In sequence, “Where Have All The Cowboys Gone?” ushers in the unflinching “Throwing Stones,” with a the chorus consisting of “you call me a bitch in heat/and I call you a liar/and we’ll throw stones until we’re dead.” A heavy, catchy chord progression drives the story of an utterly failed relationship to its conclusion, which reiterates only the same without improvement or reprieve. The songs’ absence of anyone’s approval, but particularly male approval, was what so enraptured me as a teen. In track after track, the narrator is prouder to be without approval; the lack of approval makes her more herself. “I’m know I’m big and proud all over,” says Cole in “Mississippi,” “not just on the stage.” She speaks from a place of self-assertion that felt inaccessible to me then, but thanks to the example of her music, at least not inconceivable.
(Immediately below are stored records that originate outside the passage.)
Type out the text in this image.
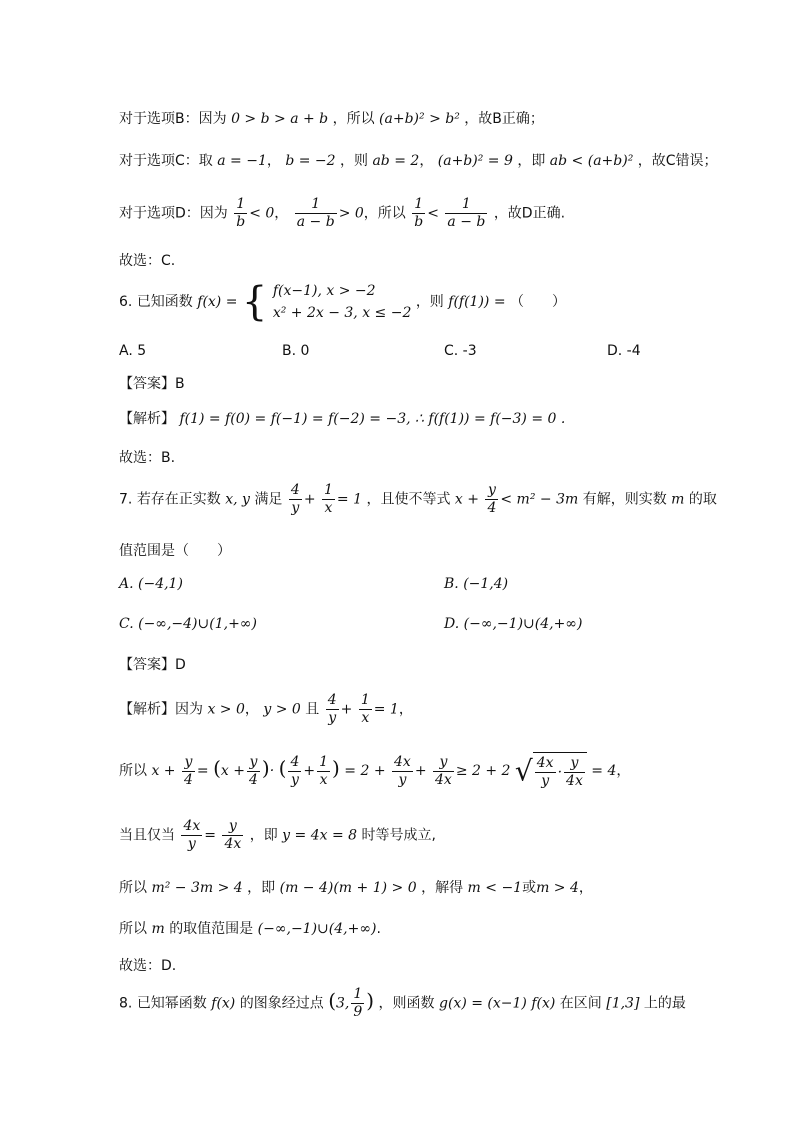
对于选项B：因为 0 > b > a + b ，所以 (a+b)² > b² ，故B正确；
对于选项C：取 a = −1， b = −2 ，则 ab = 2， (a+b)² = 9 ，即 ab < (a+b)² ，故C错误；
对于选项D：因为 $\frac{1}{b} < 0$， $\frac{1}{a - b} > 0$，所以 $\frac{1}{b} < \frac{1}{a - b}$ ，故D正确.
故选：C.
6. 已知函数 f(x) = { f(x−1), x > −2
x² + 2x − 3, x ≤ −2
，则 f(f(1)) = （　　）
A. 5	B. 0	C. -3	D. -4
【答案】B
【解析】 f(1) = f(0) = f(−1) = f(−2) = −3, ∴ f(f(1)) = f(−3) = 0 .
故选：B.
7. 若存在正实数 x, y 满足 $\frac{4}{y} + \frac{1}{x} = 1$ ，且使不等式 $x + \frac{y}{4} < m^2 - 3m$ 有解，则实数 m 的取
值范围是（　　）
A. (−4,1)	B. (−1,4)
C. (−∞,−4)∪(1,+∞)	D. (−∞,−1)∪(4,+∞)
【答案】D
【解析】因为 x > 0， y > 0 且 $\frac{4}{y} + \frac{1}{x} = 1$，
所以 $x + \frac{y}{4} = (x + \frac{y}{4}$ )· ( $\frac{4}{y} + \frac{1}{x}$ ) = $2 + \frac{4x}{y} + \frac{y}{4x} \ge 2 + 2$ √ $\frac{4x}{y} \cdot \frac{y}{4x} = 4$，
当且仅当 $\frac{4x}{y} = \frac{y}{4x}$ ，即 y = 4x = 8 时等号成立,
所以 m² − 3m > 4 ，即 (m − 4)(m + 1) > 0 ，解得 m < −1或m > 4，
所以 m 的取值范围是 (−∞,−1)∪(4,+∞).
故选：D.
8. 已知幂函数 f(x) 的图象经过点 (3, $\frac{1}{9}$ ) ，则函数 g(x) = (x−1) f(x) 在区间 [1,3] 上的最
“Me,” the album’s third and least popular single is still probably my favorite song on the record. It reminds me of Alanis Morissette’s “Thank U,” in its earnestness, its delivery of timeless wisdom, hokey aphorisms, or outright cliches (depending on who you ask, or your own mood that moment) with a melody that makes the words feel new and intuitively true. Many times I’ve bolstered myself in a vulnerable moment by recalling the final verse: “I am walking on the bridge/I am over the water/and I’m scared as hell/But I know there’s something better/Yes I know, yes I know, yes I know.” They’re the words of a woman with nothing to believe in but herself, and herself is more than enough.